3. Most of those 200 million guns are owned for socially inocuous sport and recreational purposes.

4. Many guns are also owned for self-defense against crime, and some are indeed used for that purpose; whether they are actually safer or not, many people certainly seem to feel safer when they have a gun.

5. The bad guys do not get their guns through customary retail channels.

6. The bad guys inhabit a violent world; a gun often makes a life-or-death difference to them.

7. Everything the bad guys do with their guns is already against the law.

8. Demand creates its own supply.

9. Guns are neither inherently good not inherently evil; guns, that is, do not possess teleology.

10. Guns are important elements in our history and culture.

Wright makes a number of deductions and draws some interesting conclusions from an analysis of his “10 observations.”

He notes, for instance, “it is frequently argued by pro-control advocates that the mere presence of guns causes people to do nutty and violent things that they would otherwise never even consider. In the academic literature on ‘guns as aggression-eliciting stimuli,’ this is called the ‘trigger pulls the finger’ hypothesis. If there were much substance to this viewpoint, the fact that half of all U. S. households possess a gun would seem to imply that there ought to be a lot more nuttiness ‘out there’ than we actually observe. In the face of widespread alarm about the skyrocketing homicide rate, it is important to remember that the rate is still a relatively small number of homicides (10 to 15 or so) per hundred thousand people. If half the households own guns and the mere presence of guns incites acts of violence, then one would expect the bodies to be piled three deep, and yet they are not.”

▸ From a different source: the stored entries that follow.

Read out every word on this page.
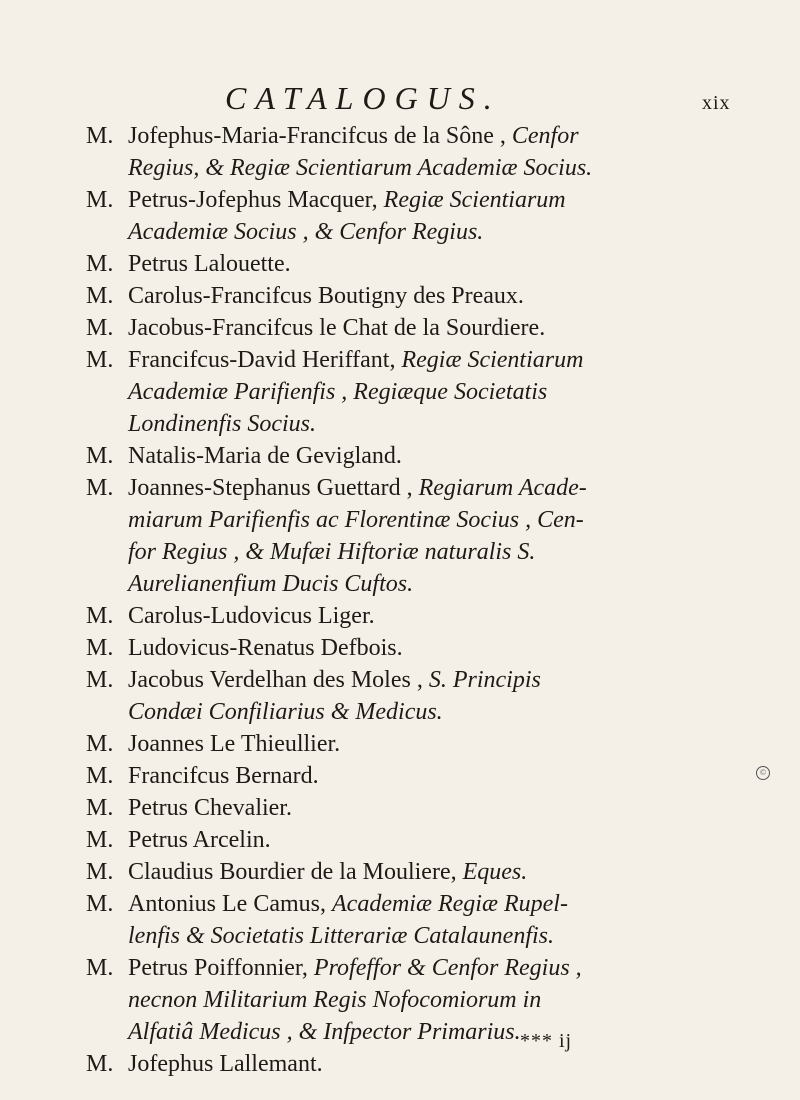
CATALOGUS.	xix
M. Jofephus-Maria-Francifcus de la Sône , Cenfor
Regius, & Regiæ Scientiarum Academiæ Socius.
M. Petrus-Jofephus Macquer, Regiæ Scientiarum
Academiæ Socius , & Cenfor Regius.
M. Petrus Lalouette.
M. Carolus-Francifcus Boutigny des Preaux.
M. Jacobus-Francifcus le Chat de la Sourdiere.
M. Francifcus-David Heriffant, Regiæ Scientiarum
Academiæ Parifienfis , Regiæque Societatis
Londinenfis Socius.
M. Natalis-Maria de Gevigland.
M. Joannes-Stephanus Guettard , Regiarum Acade-
miarum Parifienfis ac Florentinæ Socius , Cen-
for Regius , & Mufæi Hiftoriæ naturalis S.
Aurelianenfium Ducis Cuftos.
M. Carolus-Ludovicus Liger.
M. Ludovicus-Renatus Defbois.
M. Jacobus Verdelhan des Moles , S. Principis
Condæi Confiliarius & Medicus.
M. Joannes Le Thieullier.
M. Francifcus Bernard.
M. Petrus Chevalier.
M. Petrus Arcelin.
M. Claudius Bourdier de la Mouliere, Eques.
M. Antonius Le Camus, Academiæ Regiæ Rupel-
lenfis & Societatis Litterariæ Catalaunenfis.
M. Petrus Poiffonnier, Profeffor & Cenfor Regius ,
necnon Militarium Regis Nofocomiorum in
Alfatiâ Medicus , & Infpector Primarius.
M. Jofephus Lallemant.
*** ij
©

Wright notes that “when one asks gun owners why they own guns, various sport and recreational activities dominate the responses – hunting, target shooting, collecting and the like. Even when the question is restricted to handgun owners, about 40 percent say they own the gun for sport and recreational applications, another 40 percent say they own it for self-protection, and the remaining 20 percent cite their job or occupation as the principal reason for owning a gun.

“Thus for the most part, gun ownership is apparently a topic more appropriate to the sociology of leisure than to the criminology or epidemiology of violence. The vast majority of guns now in circulation will never be used for anything more violent or abusive than killing the furry creatures of the woods and fields.”